„Ortodroma”
to rzecz literacko niezwykła. Krótka, a pełna sensów. Typowa w swoim zamyśle, a
jednak mocno zaskakująca. Pięknie napisana, sensualna, ale i bardzo mocna,
daleka od sentymentalizmu i taniej emocjonalności. Połączenie prozy poetyckiej,
filozoficznego eseju, intymnego dziennika podróży, zapisków zderzających to, co
historyczne, z tym, co współczesne, wreszcie reportażu. Ta nieoczywistość
gatunkowa, stylistyczna i tematyczna nie ma nic wspólnego z eksperymentowaniem
na pokaz.

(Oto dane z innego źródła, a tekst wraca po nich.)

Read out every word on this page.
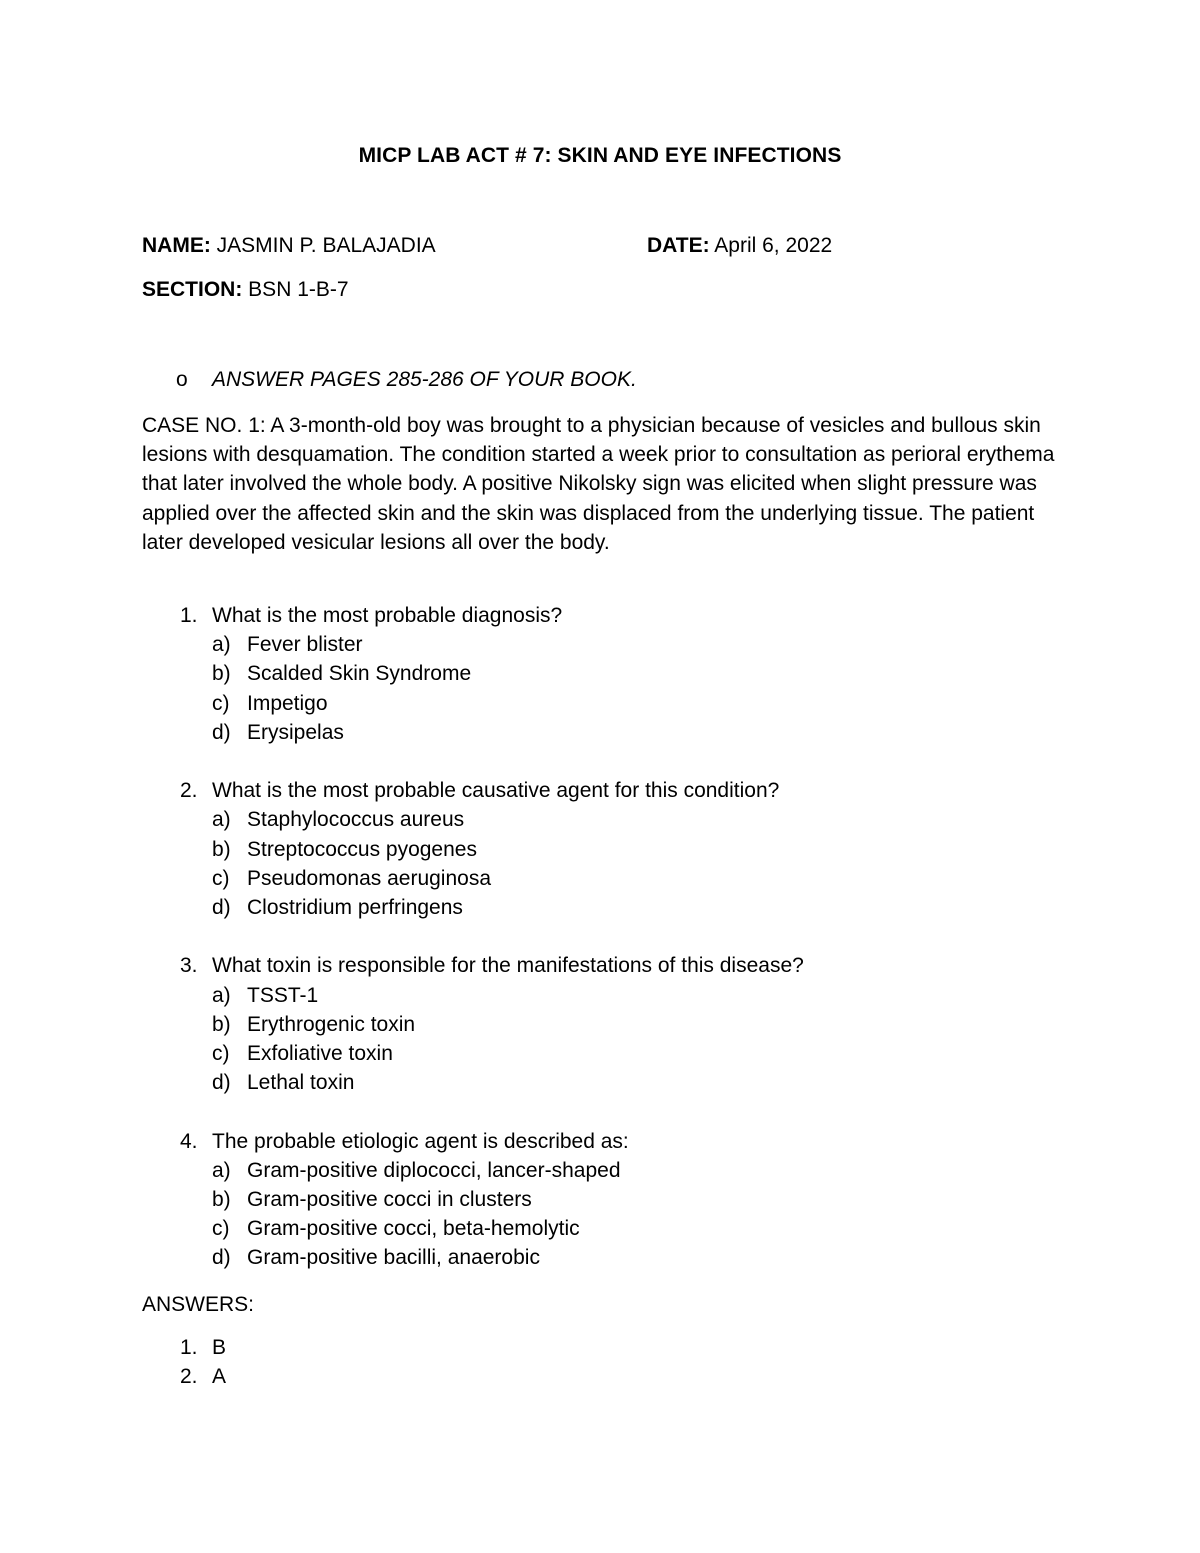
MICP LAB ACT # 7: SKIN AND EYE INFECTIONS
NAME: JASMIN P. BALAJADIA	DATE: April 6, 2022
SECTION: BSN 1-B-7
o ANSWER PAGES 285-286 OF YOUR BOOK.
CASE NO. 1: A 3-month-old boy was brought to a physician because of vesicles and bullous skin lesions with desquamation. The condition started a week prior to consultation as perioral erythema that later involved the whole body. A positive Nikolsky sign was elicited when slight pressure was applied over the affected skin and the skin was displaced from the underlying tissue. The patient later developed vesicular lesions all over the body.
1. What is the most probable diagnosis?
a) Fever blister
b) Scalded Skin Syndrome
c) Impetigo
d) Erysipelas
2. What is the most probable causative agent for this condition?
a) Staphylococcus aureus
b) Streptococcus pyogenes
c) Pseudomonas aeruginosa
d) Clostridium perfringens
3. What toxin is responsible for the manifestations of this disease?
a) TSST-1
b) Erythrogenic toxin
c) Exfoliative toxin
d) Lethal toxin
4. The probable etiologic agent is described as:
a) Gram-positive diplococci, lancer-shaped
b) Gram-positive cocci in clusters
c) Gram-positive cocci, beta-hemolytic
d) Gram-positive bacilli, anaerobic
ANSWERS:
1. B
2. A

Jest raczej wcielaniem w życie przekonania, że są sprawy,
doświadczenia, przeżycia, które wymykają się oczywistym klasyfikacjom i
wymagają nadzwyczajnego potraktowania. Janiszewski decyduje się na gest
reportersko dobrze znany. Rusza śladami podróży, która odbyła się w 1914 roku,
a jej celem była Antarktyda. Katastrofa, jaka stała się udziałem uczestników wyprawy
sprzed lat, jest pretekstem do zmierzenia się z materialnym i fizycznie
odczuwalnym doświadczeniem ostateczności. W powtórzeniu, jak chciałby Deleuze,
odsłania się różnica. Ekstremalne warunki nie tyle mają przywoływać to, co
wydarzyło się w przeszłości. Okazują się przede wszystkim doskonałą okazją do
zadania sobie pytań, które w innych okolicznościach nigdy by nie padły. Podróż
zyskuje wymiar głęboko egzystencjalny, a najważniejsze staje się nie tyle
dotarcie do celu, co raczej wejrzenie w głąb siebie i dostrzeżenie tego, co
wcześniej było niezauważane. Bardzo dobre.